|Jason Kelly Johnson and Nataly Gattegno of FutureForms at their studios in Dogpatch, San Francisco, CA.|
This one-night pop-up used digital projection, light and sound as a pied piper to gather the neighbors together.
The pop-up might have only been one night (for now) but Jason Kelly Johnson and Nataly Gattegno, the husband and wife team behind FutureForms have made it their mission to bring these types of spaces to cities worldwide.
FutureForms creates public art, immersive installations, shade canopies and interactive facades. An extreme simplification of their talent and vision is they create large urban art installations that make public spaces appealing and accessible places to gather. Their many projects under way include two art installations located nearby -- one for the park to be located near the under construction Marriott by the SF Giants ballpark and an installation by the new Uber headquarters located near the Chase Center. As the Pier 70 and the Power Station projects take shape they hope to be part of the discussions for the art that will activate the public spaces of those large projects as well.
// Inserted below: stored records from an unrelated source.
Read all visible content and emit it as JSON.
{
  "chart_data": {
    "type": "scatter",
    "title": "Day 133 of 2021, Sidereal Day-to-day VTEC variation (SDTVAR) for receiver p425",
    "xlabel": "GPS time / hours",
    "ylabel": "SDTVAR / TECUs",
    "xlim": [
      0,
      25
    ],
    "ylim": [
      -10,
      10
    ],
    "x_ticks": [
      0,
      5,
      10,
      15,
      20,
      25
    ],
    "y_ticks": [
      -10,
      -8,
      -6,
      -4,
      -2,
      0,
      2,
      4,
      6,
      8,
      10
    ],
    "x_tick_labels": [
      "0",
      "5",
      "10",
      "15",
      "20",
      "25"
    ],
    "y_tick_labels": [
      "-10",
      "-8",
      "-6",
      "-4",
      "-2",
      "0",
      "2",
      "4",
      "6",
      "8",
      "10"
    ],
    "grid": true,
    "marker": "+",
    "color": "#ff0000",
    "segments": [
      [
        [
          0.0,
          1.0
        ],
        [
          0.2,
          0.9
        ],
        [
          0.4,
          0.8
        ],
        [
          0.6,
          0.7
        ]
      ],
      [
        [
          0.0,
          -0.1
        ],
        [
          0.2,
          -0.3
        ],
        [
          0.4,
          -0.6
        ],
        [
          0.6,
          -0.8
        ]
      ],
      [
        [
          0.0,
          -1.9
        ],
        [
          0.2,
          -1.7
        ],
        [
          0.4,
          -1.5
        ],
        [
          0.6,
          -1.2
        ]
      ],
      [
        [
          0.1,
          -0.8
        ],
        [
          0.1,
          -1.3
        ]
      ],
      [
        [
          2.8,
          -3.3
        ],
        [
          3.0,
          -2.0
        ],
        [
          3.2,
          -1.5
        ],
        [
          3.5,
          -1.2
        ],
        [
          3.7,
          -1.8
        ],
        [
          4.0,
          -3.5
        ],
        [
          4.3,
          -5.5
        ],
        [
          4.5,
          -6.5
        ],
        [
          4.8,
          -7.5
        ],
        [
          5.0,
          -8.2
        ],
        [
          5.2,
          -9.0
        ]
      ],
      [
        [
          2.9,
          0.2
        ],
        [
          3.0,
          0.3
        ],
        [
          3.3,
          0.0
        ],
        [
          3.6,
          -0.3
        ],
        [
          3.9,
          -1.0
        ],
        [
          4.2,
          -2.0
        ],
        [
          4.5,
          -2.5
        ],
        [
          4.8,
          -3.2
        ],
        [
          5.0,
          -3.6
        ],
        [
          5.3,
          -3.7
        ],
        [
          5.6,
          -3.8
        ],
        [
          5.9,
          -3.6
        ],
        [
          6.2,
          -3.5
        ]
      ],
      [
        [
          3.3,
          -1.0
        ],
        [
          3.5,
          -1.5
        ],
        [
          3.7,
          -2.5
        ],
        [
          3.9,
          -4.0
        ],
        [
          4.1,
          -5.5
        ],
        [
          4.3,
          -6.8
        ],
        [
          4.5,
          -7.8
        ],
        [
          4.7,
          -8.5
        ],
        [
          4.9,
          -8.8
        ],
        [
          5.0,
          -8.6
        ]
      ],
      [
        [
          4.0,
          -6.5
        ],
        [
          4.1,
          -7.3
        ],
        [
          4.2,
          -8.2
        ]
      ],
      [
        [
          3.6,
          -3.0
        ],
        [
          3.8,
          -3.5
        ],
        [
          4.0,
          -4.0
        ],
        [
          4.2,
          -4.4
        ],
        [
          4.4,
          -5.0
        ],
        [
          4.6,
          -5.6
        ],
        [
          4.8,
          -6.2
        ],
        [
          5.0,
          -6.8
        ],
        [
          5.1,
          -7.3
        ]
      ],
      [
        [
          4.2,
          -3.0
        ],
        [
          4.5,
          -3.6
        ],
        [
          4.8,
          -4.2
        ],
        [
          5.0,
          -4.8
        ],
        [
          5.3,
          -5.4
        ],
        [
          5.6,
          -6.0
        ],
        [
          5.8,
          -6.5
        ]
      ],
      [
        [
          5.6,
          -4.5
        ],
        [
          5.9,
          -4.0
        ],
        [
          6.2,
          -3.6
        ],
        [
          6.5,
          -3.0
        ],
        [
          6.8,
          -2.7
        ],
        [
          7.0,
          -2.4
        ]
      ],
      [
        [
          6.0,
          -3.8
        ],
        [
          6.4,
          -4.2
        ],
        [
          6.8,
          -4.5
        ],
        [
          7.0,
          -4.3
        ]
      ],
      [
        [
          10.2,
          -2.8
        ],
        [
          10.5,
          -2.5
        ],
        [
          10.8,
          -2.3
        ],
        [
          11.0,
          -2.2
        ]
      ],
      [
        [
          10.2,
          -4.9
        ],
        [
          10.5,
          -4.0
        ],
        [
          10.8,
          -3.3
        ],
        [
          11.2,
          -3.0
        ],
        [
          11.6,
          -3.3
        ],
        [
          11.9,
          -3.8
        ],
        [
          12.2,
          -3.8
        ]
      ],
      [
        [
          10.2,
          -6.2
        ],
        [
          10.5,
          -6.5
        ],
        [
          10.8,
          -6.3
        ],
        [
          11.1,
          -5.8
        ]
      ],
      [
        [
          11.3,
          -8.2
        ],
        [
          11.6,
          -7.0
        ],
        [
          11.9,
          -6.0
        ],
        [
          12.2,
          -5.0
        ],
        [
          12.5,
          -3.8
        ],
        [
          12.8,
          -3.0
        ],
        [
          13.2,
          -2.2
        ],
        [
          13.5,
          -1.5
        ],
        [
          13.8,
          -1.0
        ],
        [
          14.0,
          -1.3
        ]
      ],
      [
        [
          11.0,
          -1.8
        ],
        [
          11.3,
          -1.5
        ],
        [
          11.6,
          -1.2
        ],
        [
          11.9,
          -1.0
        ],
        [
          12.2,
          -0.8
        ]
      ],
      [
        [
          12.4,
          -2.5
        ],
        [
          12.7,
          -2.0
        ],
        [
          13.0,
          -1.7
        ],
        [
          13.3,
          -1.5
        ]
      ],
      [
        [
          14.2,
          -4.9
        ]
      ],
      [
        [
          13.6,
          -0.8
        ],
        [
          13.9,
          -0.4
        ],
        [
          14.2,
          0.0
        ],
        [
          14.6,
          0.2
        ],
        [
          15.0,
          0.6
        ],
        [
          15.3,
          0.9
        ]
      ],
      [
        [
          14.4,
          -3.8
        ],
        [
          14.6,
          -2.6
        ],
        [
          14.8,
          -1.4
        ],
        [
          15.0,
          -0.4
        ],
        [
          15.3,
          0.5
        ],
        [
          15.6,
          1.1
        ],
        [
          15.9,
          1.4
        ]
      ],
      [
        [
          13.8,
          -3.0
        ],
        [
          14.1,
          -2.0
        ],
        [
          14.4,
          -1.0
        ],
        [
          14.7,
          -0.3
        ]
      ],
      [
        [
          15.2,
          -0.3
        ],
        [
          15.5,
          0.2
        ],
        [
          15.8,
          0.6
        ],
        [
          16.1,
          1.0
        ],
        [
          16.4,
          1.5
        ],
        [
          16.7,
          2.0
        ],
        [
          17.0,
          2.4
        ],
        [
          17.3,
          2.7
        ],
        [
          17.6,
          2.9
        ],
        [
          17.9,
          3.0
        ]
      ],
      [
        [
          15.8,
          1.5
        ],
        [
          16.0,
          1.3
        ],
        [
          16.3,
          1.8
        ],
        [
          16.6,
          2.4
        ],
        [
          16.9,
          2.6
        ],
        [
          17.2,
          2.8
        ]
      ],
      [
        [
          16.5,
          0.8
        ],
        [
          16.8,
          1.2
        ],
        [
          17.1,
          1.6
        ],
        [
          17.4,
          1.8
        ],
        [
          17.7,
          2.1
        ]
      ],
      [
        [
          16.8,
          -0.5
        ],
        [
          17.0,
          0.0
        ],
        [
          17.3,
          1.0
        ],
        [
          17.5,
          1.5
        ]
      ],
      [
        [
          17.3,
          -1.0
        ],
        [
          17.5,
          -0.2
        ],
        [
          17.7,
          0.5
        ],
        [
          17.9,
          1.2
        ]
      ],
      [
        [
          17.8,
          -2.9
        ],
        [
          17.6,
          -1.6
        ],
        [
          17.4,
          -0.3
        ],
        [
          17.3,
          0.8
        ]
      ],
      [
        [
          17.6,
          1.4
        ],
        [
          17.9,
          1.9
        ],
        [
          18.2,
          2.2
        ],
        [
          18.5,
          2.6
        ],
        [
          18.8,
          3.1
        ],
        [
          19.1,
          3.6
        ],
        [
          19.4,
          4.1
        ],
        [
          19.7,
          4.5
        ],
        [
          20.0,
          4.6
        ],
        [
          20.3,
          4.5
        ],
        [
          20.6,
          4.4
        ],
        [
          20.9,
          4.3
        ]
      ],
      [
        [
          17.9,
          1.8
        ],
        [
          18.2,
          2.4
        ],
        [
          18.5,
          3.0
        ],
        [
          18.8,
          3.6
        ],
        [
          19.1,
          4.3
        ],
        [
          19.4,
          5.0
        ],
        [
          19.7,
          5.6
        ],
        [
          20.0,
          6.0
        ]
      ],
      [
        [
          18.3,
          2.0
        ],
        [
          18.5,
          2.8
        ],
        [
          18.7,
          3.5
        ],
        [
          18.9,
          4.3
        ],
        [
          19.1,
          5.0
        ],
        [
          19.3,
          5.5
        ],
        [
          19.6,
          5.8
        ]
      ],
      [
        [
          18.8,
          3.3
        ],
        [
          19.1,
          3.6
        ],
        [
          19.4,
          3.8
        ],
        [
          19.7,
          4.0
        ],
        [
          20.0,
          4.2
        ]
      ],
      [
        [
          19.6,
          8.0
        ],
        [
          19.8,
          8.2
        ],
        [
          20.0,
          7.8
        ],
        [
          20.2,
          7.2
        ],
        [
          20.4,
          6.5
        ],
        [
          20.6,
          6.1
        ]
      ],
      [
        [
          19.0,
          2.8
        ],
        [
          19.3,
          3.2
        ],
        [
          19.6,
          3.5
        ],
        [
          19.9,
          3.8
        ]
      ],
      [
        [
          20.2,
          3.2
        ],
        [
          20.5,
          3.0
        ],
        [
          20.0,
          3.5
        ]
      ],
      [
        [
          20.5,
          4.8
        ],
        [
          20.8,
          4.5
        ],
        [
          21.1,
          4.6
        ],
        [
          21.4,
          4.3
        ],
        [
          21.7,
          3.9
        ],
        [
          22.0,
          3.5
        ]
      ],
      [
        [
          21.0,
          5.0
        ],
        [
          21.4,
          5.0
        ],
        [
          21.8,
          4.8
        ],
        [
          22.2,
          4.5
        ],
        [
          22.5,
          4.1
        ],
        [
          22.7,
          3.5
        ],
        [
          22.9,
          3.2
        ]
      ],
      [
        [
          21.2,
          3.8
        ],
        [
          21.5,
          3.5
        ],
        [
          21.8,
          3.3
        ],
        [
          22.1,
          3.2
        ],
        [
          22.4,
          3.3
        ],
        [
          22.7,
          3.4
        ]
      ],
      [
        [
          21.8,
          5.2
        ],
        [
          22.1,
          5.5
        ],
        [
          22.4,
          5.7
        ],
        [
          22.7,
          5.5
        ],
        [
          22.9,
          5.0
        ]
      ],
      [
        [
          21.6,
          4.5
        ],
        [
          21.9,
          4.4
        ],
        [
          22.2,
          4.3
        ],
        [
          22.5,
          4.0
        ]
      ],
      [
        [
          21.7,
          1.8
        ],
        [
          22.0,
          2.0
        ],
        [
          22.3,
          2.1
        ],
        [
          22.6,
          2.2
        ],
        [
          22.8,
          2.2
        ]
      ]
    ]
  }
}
Jason and Nataly and their two children live in Dogpatch and as do many businesses in Dogpatch, FutureForms started life in the American Industrial Center (AIC). They have grown from just the two of them in their first studio in 2013 to six employees and multiple studios within the AIC. In addition to running their company, they are both full-time associate professors at the CCA. We met with Jason and Nataly among the scale models in their studio for their various projects to find out more about their passion for bringing people together. We have blended our conversation with both of them into the following interview:
|Jason Kelly Johnson and Nataly Gattegno of FutureForms with photographs and models of their projects.|
There is a lot of satisfaction in having something we created out there in the world and to feel you influenced a place with your artistic vision. It is a great feeling to bring people together and to know that our art was the catalyst that brought them together. One of our favorite stories is a worker helping on an installation wanted to know when it would be finished so he could propose to his girlfriend there! Activating a public space is more interesting to us than creating private art installations that few people will get to experience. We want the whole family to show up to enjoy and experience the art -- whether it be an interactive piece (Editors Note: like the murmur wall installed at the Yerba Buena Center for the Arts in SF) or an immersive LED light and sound experience.
Jason grew up in Canada and moved to New York as a teenager. Nataly grew up in Greece and first came to the U.S. for grad school.
We like to say that we are recovering architects. We met at grad school in 1999 at Princeton. We were both in the architecture program. We both have undergrad degrees in architecture as well. We began collaborating almost from the time we met on various design competitions and our company FutureForms really formed in 2005. After grad school the economy wasn't so great so we both accepted teaching positions at the University of Michigan. We knew our next step after those positions ended would be to find an urban area where we could live, teach and pursue our design projects. There are really only a few cities where you can do that and San Francisco fit all our requirements. We both applied to the CCA and accepted positions there.
In the studio Jason primarily handles design and fabrication of the art pieces. Nataly is studio manager taking care of proposals, contracts and studio business.
Almost all of our work comes from developers and cities and some from private commissions. All of the projects are competitive bids. One of the benefits of our architecture background is that we can build scale models to showcase our plan for the installation. This helps explain our ideas and heads off any confusion that might cause problems once we are under way with a project. The models also really increase our win rate. Before we decide to bid on a project we look for well-crafted projects that will allow us to be adventurous with the design.
Although teaching full time as well as running our business makes for a very busy schedule we find that our designs benefit from being out in the world with our students. Teaching forces us to remain engaged with the world and that keeps us fresh. We are always hearing about new ideas and that improves our work. And our students are smart and optimistic so that rubs off on us as well!
We really feel we lucked out by finding this neighborhood. When we moved here it was really just Reno's Liquor Store. Piccino Restaurant soon opened but not much else was here in terms of shops. We are close to the CCA and our offices in the AIC. It was affordable and reminded us a lot of Brooklyn where we had spent some time.
Our studio in the AIC really kept us in the neighborhood. We have developed a real community here with inventors and artists. Many are friends now as well as collaborators. Greg Markoulis, owner of the AIC, really gave us a chance to grow and thrive here. We love the history of the neighborhood and it has become not just a place to live and work, but also a place to put down roots and become part of the community. We want to be part of deciding how the neighborhood grows in the most effective way for the community. We are involved with the Green Benefit District (GBD) and the Esprit Park renovation, among other projects.
What would you do if you weren't doing this?
Whatever I chose it would still be in a creative field and I would be making something -- clothes, jewelry -- something where it is very hands on and I can be obsessive about the all the tedious details!
In our business even though we have a lot of control in the projects we do we still don't have complete control. It would be fun to take on a project where I controlled everything and could do it at my own pace. I've made furniture before and I would love the complete control of making furniture as well as the slower pace of designing and producing each piece.